江戸時代初期の延宝元年(1673)に、出来大工町の乙名職 若杉喜三太郎浄宣が、邸内に祀っていた若宮稲荷五社大明神を清浄な地に移すために、伊良林郷次石に遷宮したのを端緒とする。当地は、現在まで脈々と続く若宮稲荷神社宮司の初代 松尾長左衛門の開拓地であった。その長左衛門に、若杉喜三太郎は宮守を託した。

若杉家は過去に河内国に居住していため、代々楠木正成を厚く尊崇していた。ゆえに、喜三太郎浄宣は、本宮の守護神として相応しい聖地をもとめて、伊良林郷に奉遷したのである(※ただし、祭神は保食神)。このことが、後に維新志士たちの厚い信仰を得る要因となった。

また、長崎奉行 細井因幡守安明を初め、歴代の長崎奉行から手厚い保護を受けることとなる。特に、元文元年(1736)細井因幡守による大掛かりな参道の整備や神殿の改築によって、本宮の知名度が一般に周知された。

明治維新の荒波を乗り越え、社号を「若宮稲荷・次石社」から現在の「伊良林稲荷神社」に改称。 明治29年(1896)の拝殿の大改修、大正12年(1923)の神饌所・神庫・神符授与所の新設、昭和48年(1973)の鎮座300年祭を得て現在にいたる。

参拝客用の駐車場はありません

土日祝日なら「瓊浦学園 瓊浦高等学校 臨時駐車場に」【亀山社中記念館用】

亀山社中記念館の臨時駐車場「瓊浦学園 瓊浦高等学校」

土日祝日限定で「亀山社中記念館の利用客用」として、瓊浦学園 瓊浦高等学校の駐車場が開放されます。
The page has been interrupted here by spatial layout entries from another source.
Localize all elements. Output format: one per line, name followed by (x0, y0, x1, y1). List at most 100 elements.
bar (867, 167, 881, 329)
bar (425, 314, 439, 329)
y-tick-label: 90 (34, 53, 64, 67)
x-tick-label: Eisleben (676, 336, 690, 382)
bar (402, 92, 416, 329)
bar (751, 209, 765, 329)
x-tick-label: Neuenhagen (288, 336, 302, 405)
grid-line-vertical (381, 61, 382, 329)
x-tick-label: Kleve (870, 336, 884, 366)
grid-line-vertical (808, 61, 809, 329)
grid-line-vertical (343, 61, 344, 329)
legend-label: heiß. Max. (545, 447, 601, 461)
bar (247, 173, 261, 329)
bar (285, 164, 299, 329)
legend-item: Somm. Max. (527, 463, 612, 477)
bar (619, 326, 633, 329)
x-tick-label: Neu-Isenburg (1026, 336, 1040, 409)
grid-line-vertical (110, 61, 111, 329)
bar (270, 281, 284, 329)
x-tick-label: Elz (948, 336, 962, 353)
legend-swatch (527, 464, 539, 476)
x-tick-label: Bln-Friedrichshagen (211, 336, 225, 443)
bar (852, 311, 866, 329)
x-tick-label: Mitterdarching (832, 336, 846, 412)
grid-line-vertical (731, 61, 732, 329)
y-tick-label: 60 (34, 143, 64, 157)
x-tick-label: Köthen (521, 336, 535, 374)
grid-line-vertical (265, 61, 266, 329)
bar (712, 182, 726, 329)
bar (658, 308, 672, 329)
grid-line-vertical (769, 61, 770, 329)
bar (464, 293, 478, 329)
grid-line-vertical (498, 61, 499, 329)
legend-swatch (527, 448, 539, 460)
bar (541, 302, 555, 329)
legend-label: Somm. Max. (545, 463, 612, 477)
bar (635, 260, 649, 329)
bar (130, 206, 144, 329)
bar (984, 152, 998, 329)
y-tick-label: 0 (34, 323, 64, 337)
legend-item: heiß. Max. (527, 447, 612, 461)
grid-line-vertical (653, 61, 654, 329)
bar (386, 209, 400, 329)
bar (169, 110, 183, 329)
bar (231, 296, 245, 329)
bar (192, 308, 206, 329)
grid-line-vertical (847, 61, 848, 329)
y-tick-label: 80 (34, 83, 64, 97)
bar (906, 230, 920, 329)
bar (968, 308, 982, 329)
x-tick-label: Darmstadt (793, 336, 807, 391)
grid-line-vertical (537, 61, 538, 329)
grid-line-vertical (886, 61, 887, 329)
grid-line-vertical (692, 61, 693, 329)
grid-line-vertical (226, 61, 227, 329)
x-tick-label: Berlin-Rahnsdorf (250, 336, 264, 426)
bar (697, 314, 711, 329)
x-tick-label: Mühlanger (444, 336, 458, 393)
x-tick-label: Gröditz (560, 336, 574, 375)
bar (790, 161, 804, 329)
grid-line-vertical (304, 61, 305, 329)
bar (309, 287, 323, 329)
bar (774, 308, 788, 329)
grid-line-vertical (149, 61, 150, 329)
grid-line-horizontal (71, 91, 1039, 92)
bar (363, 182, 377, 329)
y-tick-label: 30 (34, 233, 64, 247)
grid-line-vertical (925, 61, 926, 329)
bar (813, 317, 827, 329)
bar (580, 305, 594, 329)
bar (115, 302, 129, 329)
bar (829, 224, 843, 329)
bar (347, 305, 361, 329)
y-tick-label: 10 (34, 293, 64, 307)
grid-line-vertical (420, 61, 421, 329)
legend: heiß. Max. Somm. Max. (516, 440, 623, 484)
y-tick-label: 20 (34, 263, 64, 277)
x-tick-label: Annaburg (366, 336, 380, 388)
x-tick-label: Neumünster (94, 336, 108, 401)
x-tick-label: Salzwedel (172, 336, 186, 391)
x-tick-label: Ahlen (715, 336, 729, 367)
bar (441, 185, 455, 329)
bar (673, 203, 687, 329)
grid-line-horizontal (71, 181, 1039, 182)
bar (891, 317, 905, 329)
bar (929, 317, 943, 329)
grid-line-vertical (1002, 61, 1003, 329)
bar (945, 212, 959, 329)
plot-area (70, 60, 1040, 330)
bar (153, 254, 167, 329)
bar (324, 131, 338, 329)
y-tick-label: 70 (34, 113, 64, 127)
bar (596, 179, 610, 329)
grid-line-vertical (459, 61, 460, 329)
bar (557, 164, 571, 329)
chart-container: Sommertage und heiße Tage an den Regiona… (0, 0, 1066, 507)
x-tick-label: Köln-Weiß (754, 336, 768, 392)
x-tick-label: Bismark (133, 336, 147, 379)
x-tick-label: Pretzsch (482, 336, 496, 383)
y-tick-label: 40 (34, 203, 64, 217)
あくまで、亀山社中利用客用ですが、「駐車場」⇒「亀山社中記念館」の途中に「若宮稲荷神社」があります。「亀山社中記念館」へ行く途中に立ち寄って、短時間で参拝を済ますなら差支えないかと思います。

平日なら「伊良林3丁目の時間駐車場」で

伊良林3丁目時間駐車場(風頭公園)

時間貸し駐車場で最寄りは、「伊良林3丁目のパーキング」です。60分/200円はこの一帯では相場相応の料金。

利用時間が17:00までなのでご注意を。

住所・料金

 長崎市伊良林3丁目8  

• 朝~17:00⇒  60分/200円 

• 17:00~朝 or 受付できなかった場合 ⇒ 駐車時間問わず1,000円

神社への徒歩でのアクセス【観光客向け】

風頭公園・亀山社中祈念館(長崎)への行き方
風頭公園まで続く急勾配な坂道

既述の通り、観光客は、「眼鏡橋」、「亀山社中記念館」、「龍馬のぶーつ像」、「若宮稲荷神社」、「風頭公園」を一度に巡るコースがオススメです。

そのための2コースをご紹介。

【1】山のふもとから「眼鏡橋」⇒「若宮稲荷神社」⇒「風頭公園」まで、標高150メートルを徒歩で登るコース。

【2】「路線バスで最寄りのバス停へ」⇒「風頭公園」⇒「若宮稲荷神社」⇒「眼鏡橋」まで下るコース。

楽さでいえば比べものにならないほど【2】です。【1】のメリットは、坂の街長崎を身をもって体験できること、かな。詭弁に近いですけど。

境内を散策しましょう

「参道」を登ります

若宮稲荷神社(長崎市伊良林)若宮稲荷神社(長崎市伊良林)

若宮稲荷神社(長崎市伊良林)
若宮稲荷神社(長崎市伊良林) 若宮稲荷神社(長崎市伊良林)
ごみ出しの注意喚起に龍馬登場 参道に彫られた陰陽道の男石

若宮稲荷神社(長崎市伊良林) 若宮稲荷神社(長崎市伊良林)
古い祠群 参道途中に架かる石橋

若宮稲荷神社(長崎市伊良林) 若宮稲荷神社(長崎市伊良林)

稲荷神社名物、70数門を数える鳥居のトンネルをくぐりながら、200余段の石段をひたすら登ります。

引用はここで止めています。